Şubat 22, 2010

biliyorum ve inanıyorum ki her şeyin daha temiz, masum ve basit olduğu zamanlar vardı.
daha sonra insanlar doyumsuzluk ve yalanla tanıştı. her şeyin dengesi değişti, ilişkiler çürümeye, kopmaya başladı, bozuldu.
belki kaos da tam böyle bir şeydir.
dünyanın eskisine oranla daha hızlı yok olduğu bir ortamda, yaşadığı dünyayı yok edebilecek denli kör, cahil ve bencil insanlara güvenmek pek de akıl karı değildir.
yine de bir şey ya siyahtır ya da beyaz.
bu noktada size ait olan tek şey seçimlerinizdir.

sahi insan denilen aç varlık neyle yaşar? neyle beslenir? neyle yetinir?

Şubat 19, 2010

insanın hayatında bazı isimler olur, ne kadar duymak istemese de sürekli karşısına çıkar. en yakın arkadaşlarının o isimde biriyle ilgili anlatacak hatıraları olur, onların sevgililerinin eski sevgililerinin ismi mutlaka bu olur, yeni sınıfında mutlaka o isme sahip bir kişi olur ve arkadaş olmak zorunda kalırsınız gibi gibi...
hayatımdaki bu ismin tüm dünya barışı adına yasaklanmasını diliyorum.

Şubat 16, 2010

when you gonna come home?
i just gotta know
when you gonna come home?
i never know when you'll return.
i'm in love with a robot

cümleleri ile beni benden alan canım röyksopp şarkısından sonra başıma gelendir: ön iki dişi sivri ve keskin hatlarla bitmek yerine yuvarlak olanlar var ya, canımsınız. hep de öyle kalacaksınız.

Şubat 13, 2010

Did you say it?
"I love you. I don't ever want to live without you. You changed my life."

Did you say it?

Make a plan.
Set a goal. Work toward it, because this is it.
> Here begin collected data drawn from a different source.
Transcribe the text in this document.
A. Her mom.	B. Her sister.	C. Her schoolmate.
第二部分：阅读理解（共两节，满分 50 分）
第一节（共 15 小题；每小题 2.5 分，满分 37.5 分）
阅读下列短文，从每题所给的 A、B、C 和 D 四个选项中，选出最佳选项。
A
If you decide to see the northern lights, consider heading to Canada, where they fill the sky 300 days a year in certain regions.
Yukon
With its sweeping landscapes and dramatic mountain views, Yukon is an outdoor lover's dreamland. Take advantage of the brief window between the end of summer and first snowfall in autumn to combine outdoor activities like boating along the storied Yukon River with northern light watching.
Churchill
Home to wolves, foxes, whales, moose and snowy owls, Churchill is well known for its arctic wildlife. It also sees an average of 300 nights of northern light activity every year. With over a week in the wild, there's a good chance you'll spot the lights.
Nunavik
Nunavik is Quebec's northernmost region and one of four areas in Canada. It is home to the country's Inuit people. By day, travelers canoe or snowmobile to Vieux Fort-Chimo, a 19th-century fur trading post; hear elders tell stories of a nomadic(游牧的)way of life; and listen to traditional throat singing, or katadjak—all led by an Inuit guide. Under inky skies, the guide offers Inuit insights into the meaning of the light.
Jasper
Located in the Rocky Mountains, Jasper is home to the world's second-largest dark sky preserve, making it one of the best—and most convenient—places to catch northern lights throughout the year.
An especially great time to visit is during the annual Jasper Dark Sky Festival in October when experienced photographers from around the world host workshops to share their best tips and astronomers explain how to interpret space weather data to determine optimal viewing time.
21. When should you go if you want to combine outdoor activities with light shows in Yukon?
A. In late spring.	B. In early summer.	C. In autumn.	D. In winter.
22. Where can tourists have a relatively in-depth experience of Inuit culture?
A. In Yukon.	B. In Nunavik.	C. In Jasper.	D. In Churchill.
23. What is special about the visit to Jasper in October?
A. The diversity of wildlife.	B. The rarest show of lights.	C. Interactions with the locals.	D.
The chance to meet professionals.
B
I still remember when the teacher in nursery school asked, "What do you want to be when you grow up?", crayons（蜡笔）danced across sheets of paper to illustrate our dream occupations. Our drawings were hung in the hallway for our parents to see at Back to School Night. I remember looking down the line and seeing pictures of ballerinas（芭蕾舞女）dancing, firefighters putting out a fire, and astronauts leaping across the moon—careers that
It might all be gone tomorrow.



Bunun farkına vararak yaşadığımdan beri hissettiğim her şeyin boyutu, türü değişti aslında. Benim gibi büyüdü sanki bütün duygularım.
Hayat biraz da böyle bir şey sanırım, hem içinin hem dışının birbirine değmeden büyüdüğü...

Şubat 12, 2010

kafamın içinde dönüp duran, odamın duvarları arasında çalıp duran çok sevdiğim şarkının sözlerini internette bulamadığımda nasıl çaresiz hissediyorsam kendimi, o kadar çaresiz hissediyorum şu an.

it's right here.

Şubat 10, 2010

ki ben size dünyanın en mükemmel sevgilisiyle, dünyanın en güzel şehrinde hayatımın en güzel günlerini geçirdim desem, hadi canım abartma diyebilirsiniz.
bu yüzden ne ben bu cümleyi -size- kuruyorum ne de siz bana böyle bir cevap veriyorsunuz, anlaştık mı?